Strikingly, more than 40% of our surveyed sample could not name even a single advert they could remember that positively portrayed over-50s. Even among those who had, the general consensus was that most adverts aimed at the age group focused on “life insurance, equity release, pensions, funeral costs… [which] seem patronising”.

“Intelligent creative can compensate for a lack of first-hand knowledge in the hands of a younger person,” said one respondent who said representation was negative, “although the absence of older faces at sub-board level fosters an implied sense of their low value, which must contribute on some level to inaccurate and negative assumptions about the over-50s.”

Those who could recall adverts positively showed trends in the ads they remembered. L’Oreal’s advert featuring Helen Mirren clearly sticks in the mind of many, with 9.3% mentioning the brand and 7% mentioning Mirren herself.

Engaging with creative work, even with the best intentions, isn’t free of the biases identified by some survey respondents, with 68% of agency staff and 75% of in-house staff reporting being asked by clients to target a younger audience.

Lucy Boland, Agency Director at Accord, who supported the survey and sponsored the roundtable that drew on its results, said: “We are delighted to see that such a wide range of age groups have responded to this important survey. The results demonstrate that, across different generations, this is a topic that a lot of people clearly feel very passionately about.

“92% of respondents said they believed accurate age representation in advertising was important; yet 71% still said they felt pressure to target a younger audience.

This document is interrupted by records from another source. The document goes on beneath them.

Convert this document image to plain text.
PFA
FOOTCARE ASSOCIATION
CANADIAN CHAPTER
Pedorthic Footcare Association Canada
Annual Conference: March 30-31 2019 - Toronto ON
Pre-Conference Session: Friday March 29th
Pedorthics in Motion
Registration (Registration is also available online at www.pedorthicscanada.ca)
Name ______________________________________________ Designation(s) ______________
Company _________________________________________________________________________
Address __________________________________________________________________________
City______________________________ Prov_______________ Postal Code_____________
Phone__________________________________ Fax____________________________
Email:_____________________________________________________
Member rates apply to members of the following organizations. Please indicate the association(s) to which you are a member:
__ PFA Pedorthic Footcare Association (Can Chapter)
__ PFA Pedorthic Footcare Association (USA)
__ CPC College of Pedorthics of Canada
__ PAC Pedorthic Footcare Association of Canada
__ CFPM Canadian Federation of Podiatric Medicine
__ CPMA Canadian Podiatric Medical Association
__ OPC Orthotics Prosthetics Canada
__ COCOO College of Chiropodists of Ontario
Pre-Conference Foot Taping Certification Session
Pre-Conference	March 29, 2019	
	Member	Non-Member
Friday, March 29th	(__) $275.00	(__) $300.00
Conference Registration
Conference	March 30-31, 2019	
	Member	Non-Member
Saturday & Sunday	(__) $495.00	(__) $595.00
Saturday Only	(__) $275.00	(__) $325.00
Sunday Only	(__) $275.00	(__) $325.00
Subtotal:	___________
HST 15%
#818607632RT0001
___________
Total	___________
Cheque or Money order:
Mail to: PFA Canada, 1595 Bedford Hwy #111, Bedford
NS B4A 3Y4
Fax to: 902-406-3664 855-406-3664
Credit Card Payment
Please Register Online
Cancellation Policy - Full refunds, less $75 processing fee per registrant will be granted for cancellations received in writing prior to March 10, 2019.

“As a mature marketing specialist agency, we have seen first-hand that there is a lot of stereotyping and misrepresentation prevalent within marketing targeted at those aged 50 and above. Fortunately, I believe the tide is starting to turn and as an industry we are starting to realise that to be fully inclusive and accurately represent our diverse society, we must become more age-positive – but we still have a long way to go before we eliminate ageism within advertising.”